Figgs watched his father breathe-like a baby, irregular blips and bubbles. His dad had been a police officer too-retired more than twenty years. Used to love to listen to Ray’s stories, give him advice. Ray wished he could talk to his father now.

Lately, all his cases were gang shootings. He spent his time out talking to a bunch of people who had witnessed the shooting, and they all basically told him to go pound sand. If those cases didn’t get solved in the first couple of days, they were not going to get solved. Not until someone with information got jammed up on a drug or a gun charge and started looking to cut a deal for their testimony.
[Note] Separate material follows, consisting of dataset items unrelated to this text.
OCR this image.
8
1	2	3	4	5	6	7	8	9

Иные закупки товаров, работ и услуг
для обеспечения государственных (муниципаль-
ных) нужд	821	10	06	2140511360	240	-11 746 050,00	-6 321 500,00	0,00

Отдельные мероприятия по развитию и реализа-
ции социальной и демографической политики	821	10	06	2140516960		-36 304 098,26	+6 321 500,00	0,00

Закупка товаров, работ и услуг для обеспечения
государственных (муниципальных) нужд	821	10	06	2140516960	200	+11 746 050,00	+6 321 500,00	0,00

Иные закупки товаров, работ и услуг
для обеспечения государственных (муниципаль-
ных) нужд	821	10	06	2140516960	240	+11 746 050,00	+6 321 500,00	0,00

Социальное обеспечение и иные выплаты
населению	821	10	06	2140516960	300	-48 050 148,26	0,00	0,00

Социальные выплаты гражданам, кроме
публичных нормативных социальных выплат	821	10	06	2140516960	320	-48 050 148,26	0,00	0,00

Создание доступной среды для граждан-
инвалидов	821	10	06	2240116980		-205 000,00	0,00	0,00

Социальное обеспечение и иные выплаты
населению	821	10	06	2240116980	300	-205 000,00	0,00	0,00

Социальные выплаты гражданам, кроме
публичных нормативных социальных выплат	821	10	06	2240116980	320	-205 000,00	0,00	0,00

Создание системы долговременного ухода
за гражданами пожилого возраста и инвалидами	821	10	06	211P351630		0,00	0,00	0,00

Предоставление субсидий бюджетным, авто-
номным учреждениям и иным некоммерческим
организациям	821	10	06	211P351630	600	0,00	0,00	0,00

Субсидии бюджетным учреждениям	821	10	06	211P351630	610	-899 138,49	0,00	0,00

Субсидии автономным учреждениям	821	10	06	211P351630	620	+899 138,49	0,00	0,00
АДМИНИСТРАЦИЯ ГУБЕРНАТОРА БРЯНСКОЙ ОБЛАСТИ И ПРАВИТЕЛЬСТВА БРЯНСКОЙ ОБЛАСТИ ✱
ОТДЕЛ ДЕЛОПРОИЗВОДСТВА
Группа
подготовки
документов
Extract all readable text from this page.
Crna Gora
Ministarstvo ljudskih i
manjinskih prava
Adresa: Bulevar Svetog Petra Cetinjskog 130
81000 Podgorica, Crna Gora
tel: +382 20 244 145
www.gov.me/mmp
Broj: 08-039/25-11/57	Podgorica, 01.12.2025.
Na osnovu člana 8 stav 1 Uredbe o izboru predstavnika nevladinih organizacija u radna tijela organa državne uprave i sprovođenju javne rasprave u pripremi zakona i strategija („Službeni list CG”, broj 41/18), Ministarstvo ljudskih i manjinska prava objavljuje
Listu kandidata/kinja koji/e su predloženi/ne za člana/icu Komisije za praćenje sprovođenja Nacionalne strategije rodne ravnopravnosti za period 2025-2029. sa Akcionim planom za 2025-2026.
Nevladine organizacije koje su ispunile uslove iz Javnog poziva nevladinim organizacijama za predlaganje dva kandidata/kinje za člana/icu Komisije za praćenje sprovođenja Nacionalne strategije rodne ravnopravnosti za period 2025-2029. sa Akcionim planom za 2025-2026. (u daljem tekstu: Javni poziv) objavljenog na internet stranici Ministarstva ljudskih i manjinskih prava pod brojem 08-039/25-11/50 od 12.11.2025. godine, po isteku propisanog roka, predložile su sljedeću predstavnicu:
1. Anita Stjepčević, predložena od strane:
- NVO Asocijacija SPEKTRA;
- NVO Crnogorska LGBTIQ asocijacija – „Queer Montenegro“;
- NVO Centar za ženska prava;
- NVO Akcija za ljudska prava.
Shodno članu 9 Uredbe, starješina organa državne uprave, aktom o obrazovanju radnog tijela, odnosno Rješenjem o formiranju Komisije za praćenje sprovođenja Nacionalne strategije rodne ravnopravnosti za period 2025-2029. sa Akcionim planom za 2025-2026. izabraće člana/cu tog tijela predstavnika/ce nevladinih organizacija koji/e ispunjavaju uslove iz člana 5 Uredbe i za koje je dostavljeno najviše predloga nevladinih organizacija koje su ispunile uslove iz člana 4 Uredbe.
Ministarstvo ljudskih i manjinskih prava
That was the only way those cases got cleared. It didn’t matter how many hours were put into the investigation. It all came down to someone willing to rat someone else out to save his own hide.

His father would understand what he was up against. Ray used to process every crime scene according to protocol. He’d follow up on leads and talk with witnesses, lean on them, haul them in to the grand jury if he needed to.

His father’s skin was ashy in the semi-dark. He’d have to remember to pick up more of that lotion his father liked. The one that smelled like almonds. Ray could rub it on his father’s hands, his forearms. His father seemed to like that.